Summary
George Orwell: Respite
Respite, atypical for the author of 1984 and Animal Farm, is a witty and witty, somewhat satirical novel about growing up and nostalgia for youth, about facing aging and the loss of youthful ideals on the eve of World War II. George Bowling, Orwell's alter ego, inertly "transforms" from an up-and-coming young man into a middle-aged and resigned "man without characteristics", a "foreigner" who feels "nausea" from being "thrown into the world". The only thing that the main character, exhausted and sleepy with everyday life, wants is a break - that is, an escape from everyone and everything, and the protagonist goes to his "lost homeland". The author accompanied his trip to his birthplace, which has changed and where no one recognizes him, to go fishing on a lake that no longer exists, with sharp humor.
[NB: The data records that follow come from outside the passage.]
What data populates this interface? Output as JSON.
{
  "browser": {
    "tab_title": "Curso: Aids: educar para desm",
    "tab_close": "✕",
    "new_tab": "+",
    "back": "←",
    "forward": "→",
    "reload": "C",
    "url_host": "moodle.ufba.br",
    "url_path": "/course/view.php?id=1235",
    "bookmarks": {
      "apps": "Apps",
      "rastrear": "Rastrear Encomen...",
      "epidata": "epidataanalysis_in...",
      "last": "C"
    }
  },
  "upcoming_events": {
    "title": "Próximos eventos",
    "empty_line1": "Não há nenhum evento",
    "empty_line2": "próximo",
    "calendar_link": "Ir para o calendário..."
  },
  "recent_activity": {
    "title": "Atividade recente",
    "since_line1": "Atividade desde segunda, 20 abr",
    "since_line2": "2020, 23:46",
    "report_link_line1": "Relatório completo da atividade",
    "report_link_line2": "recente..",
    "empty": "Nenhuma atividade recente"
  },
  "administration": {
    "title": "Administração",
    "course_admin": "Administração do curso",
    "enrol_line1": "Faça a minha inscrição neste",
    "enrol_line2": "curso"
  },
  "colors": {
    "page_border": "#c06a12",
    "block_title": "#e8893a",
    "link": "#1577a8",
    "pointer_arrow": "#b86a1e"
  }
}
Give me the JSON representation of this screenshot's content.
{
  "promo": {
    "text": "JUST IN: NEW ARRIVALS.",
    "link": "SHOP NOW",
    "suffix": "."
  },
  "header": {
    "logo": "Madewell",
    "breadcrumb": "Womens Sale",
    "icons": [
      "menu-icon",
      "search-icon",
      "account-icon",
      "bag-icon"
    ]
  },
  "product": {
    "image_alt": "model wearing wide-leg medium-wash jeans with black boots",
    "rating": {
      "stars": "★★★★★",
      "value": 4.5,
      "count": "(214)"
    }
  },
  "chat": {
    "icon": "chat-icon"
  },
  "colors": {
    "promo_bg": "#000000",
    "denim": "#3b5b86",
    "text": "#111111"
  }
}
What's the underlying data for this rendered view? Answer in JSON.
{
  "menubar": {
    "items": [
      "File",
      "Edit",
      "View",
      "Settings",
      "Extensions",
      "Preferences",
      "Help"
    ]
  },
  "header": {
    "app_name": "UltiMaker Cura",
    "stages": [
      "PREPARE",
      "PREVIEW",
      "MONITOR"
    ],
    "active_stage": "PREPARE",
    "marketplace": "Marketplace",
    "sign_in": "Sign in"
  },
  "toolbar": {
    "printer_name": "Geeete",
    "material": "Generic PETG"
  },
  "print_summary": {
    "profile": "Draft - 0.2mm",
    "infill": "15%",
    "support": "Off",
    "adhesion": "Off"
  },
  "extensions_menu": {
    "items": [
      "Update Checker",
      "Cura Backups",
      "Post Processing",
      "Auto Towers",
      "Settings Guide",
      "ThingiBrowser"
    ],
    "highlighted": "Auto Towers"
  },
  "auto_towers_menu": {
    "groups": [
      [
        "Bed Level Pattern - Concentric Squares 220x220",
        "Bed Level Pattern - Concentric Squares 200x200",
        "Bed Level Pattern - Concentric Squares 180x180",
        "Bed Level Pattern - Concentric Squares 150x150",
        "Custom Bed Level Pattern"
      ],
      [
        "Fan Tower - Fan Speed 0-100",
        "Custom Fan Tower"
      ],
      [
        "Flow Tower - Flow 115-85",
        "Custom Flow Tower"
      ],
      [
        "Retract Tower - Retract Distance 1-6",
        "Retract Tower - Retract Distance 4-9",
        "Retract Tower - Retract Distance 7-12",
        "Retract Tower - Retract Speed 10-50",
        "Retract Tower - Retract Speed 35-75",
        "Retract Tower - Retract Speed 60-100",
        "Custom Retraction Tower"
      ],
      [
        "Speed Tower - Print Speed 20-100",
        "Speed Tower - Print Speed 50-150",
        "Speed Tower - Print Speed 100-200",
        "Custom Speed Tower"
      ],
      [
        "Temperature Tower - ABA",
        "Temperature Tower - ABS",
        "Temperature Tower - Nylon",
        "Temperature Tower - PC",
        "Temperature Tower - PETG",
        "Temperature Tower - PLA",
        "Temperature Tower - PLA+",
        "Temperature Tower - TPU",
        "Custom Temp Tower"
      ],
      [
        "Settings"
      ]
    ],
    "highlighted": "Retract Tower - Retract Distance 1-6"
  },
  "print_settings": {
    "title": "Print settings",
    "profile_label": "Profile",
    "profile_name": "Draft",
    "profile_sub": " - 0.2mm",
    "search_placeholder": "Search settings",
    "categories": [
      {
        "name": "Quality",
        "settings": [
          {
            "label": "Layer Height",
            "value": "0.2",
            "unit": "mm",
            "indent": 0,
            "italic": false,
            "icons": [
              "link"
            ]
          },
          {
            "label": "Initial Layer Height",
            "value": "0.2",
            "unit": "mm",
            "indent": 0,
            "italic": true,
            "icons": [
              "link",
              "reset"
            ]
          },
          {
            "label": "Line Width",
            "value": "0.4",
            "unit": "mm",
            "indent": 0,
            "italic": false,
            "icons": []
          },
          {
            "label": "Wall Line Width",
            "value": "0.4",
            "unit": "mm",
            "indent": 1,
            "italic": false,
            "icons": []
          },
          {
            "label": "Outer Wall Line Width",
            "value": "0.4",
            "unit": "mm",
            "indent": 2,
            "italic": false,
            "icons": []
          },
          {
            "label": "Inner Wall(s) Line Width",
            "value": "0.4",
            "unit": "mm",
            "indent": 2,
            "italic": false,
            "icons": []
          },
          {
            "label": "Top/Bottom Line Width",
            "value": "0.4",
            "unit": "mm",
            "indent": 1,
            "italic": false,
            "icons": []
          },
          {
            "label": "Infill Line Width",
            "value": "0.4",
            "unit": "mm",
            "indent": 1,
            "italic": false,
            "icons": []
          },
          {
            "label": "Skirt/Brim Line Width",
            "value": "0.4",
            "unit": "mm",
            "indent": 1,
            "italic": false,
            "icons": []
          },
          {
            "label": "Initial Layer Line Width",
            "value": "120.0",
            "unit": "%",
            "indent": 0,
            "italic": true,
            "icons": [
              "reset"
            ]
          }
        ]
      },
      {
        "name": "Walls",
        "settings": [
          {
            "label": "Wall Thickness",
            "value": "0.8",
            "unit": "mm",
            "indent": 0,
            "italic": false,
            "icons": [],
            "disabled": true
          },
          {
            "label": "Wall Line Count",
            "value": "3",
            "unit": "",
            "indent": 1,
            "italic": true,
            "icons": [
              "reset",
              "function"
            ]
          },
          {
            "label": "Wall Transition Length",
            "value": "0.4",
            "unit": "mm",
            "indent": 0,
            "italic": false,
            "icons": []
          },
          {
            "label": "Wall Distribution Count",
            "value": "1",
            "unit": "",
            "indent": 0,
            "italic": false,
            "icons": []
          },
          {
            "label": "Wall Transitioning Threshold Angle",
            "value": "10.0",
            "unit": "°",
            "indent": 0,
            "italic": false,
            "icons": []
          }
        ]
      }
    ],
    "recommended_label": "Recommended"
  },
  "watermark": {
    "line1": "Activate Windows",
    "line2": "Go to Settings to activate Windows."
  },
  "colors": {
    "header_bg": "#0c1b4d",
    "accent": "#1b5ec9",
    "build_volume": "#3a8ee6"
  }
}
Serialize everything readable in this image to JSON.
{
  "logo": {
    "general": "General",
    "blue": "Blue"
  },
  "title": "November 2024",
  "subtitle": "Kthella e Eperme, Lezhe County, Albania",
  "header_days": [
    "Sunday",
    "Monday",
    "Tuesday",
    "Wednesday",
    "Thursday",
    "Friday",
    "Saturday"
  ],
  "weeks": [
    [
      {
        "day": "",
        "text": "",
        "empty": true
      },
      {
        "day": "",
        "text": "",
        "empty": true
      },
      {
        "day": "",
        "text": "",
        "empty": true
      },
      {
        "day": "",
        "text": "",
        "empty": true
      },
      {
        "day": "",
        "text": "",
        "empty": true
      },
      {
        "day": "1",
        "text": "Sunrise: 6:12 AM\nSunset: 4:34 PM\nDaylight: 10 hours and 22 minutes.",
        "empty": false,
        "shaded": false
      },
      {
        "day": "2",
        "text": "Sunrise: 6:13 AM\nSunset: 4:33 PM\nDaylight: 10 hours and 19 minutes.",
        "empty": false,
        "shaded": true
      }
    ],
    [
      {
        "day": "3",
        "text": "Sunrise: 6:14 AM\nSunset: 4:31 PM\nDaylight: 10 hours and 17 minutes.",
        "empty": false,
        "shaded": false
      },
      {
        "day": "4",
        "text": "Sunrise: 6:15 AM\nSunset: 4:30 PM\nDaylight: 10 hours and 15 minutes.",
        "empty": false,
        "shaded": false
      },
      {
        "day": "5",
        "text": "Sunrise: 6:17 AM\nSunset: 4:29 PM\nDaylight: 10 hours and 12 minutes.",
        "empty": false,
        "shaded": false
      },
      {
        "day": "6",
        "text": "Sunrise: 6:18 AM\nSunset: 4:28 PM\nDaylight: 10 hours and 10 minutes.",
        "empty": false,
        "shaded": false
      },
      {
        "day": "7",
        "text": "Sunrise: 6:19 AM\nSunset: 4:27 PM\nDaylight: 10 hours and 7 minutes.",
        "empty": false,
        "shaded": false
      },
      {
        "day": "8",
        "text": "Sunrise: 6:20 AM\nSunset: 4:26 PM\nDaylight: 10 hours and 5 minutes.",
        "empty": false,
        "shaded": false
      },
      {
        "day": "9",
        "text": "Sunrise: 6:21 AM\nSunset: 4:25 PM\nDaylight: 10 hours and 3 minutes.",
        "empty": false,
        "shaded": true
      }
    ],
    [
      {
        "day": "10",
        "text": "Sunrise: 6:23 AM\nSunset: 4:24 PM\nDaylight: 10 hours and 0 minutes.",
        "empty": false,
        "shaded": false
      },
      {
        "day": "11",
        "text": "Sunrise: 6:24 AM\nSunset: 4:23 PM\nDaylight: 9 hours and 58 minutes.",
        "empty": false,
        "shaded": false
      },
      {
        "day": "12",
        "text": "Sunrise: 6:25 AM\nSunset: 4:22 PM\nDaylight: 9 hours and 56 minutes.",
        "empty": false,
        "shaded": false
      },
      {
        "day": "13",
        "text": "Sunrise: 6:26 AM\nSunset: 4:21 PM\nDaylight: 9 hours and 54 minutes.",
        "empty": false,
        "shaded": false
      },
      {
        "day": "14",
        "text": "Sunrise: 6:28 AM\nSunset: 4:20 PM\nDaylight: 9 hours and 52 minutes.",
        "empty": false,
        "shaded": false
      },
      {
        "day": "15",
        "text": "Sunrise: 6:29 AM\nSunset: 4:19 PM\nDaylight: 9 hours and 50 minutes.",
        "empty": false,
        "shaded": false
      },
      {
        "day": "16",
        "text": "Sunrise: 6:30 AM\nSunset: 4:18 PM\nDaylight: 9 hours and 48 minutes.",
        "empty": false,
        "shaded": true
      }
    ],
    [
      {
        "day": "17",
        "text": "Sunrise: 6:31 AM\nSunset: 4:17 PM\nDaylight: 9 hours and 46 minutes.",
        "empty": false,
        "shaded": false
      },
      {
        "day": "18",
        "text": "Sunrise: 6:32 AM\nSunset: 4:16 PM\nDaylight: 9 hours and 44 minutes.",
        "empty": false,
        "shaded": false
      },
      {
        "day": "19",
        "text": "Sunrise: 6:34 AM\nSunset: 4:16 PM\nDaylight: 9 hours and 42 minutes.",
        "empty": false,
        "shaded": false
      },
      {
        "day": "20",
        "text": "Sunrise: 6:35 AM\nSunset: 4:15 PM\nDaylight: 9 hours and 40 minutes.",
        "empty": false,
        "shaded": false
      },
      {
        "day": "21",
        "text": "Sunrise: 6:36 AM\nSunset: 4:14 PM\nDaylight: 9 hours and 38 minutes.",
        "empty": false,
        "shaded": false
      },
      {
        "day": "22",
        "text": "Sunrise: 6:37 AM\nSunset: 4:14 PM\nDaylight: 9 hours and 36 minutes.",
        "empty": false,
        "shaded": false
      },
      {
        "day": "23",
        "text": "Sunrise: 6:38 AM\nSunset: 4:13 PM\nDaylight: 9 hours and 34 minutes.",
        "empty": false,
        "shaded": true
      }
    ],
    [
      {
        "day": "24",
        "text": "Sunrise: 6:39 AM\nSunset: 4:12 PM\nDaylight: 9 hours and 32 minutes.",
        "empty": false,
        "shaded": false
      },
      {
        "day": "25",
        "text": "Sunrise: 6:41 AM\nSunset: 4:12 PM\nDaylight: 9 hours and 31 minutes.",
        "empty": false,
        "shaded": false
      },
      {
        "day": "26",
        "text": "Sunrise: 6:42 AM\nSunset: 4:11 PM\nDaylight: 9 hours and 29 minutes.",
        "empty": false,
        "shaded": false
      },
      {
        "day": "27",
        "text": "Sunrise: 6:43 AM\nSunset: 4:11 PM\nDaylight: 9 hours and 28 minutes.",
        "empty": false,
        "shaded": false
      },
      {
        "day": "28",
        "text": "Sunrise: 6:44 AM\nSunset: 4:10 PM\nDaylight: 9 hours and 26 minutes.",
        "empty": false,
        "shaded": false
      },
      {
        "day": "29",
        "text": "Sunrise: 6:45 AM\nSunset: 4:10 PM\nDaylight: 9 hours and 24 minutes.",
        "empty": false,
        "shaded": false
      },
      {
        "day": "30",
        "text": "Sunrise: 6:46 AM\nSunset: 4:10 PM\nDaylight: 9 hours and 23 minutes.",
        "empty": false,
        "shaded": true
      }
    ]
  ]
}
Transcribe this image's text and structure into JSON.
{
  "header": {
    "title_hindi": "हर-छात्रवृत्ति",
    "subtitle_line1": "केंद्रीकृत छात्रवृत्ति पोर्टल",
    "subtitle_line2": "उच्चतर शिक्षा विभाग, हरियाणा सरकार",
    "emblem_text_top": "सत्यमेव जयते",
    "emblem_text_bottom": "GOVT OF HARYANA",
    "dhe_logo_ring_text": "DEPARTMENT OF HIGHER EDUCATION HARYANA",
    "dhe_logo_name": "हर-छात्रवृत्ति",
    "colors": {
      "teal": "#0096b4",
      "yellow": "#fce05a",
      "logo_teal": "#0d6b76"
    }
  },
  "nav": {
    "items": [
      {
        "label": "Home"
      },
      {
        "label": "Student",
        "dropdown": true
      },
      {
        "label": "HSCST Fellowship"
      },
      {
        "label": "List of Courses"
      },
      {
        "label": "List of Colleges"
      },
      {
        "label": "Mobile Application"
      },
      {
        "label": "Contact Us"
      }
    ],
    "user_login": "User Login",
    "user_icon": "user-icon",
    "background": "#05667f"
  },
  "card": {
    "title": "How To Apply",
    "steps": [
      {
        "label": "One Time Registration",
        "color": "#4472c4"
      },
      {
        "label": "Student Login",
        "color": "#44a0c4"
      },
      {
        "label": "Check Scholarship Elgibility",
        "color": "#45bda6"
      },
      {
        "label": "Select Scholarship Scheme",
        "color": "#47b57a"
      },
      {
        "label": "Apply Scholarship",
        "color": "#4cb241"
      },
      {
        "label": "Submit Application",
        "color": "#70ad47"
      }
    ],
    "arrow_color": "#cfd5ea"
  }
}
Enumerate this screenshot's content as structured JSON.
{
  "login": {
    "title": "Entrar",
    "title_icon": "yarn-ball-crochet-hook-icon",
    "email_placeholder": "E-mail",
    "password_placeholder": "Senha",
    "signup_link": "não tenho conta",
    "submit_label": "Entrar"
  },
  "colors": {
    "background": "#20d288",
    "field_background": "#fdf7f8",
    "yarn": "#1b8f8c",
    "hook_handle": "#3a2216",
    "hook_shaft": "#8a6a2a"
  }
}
At the same time, significantly blacker clouds appear on the horizon of stale life that will mark the final "end of innocence", i.e. the beginning of the great war, which the famous prophet Orwell unmistakably anticipates:
"Everything you have relegated to the subconscious, everything you are terrified of, everything you consider only a nightmare or think that only happens in other countries - bombs, food queues, rubber batons, barbed wire, colored shirts, slogans, huge faces on banners, machine guns lurking from bedroom windows - it will all happen. I know it will, I mean I knew it when I was driving back. We can't escape from that. Fight if you want or turn your head and pretend you didn't see anything... but it simply has to happen."
The colorful shop is happy to publish the first Croatian translation of this lesser-known Orwell's little masterpiece!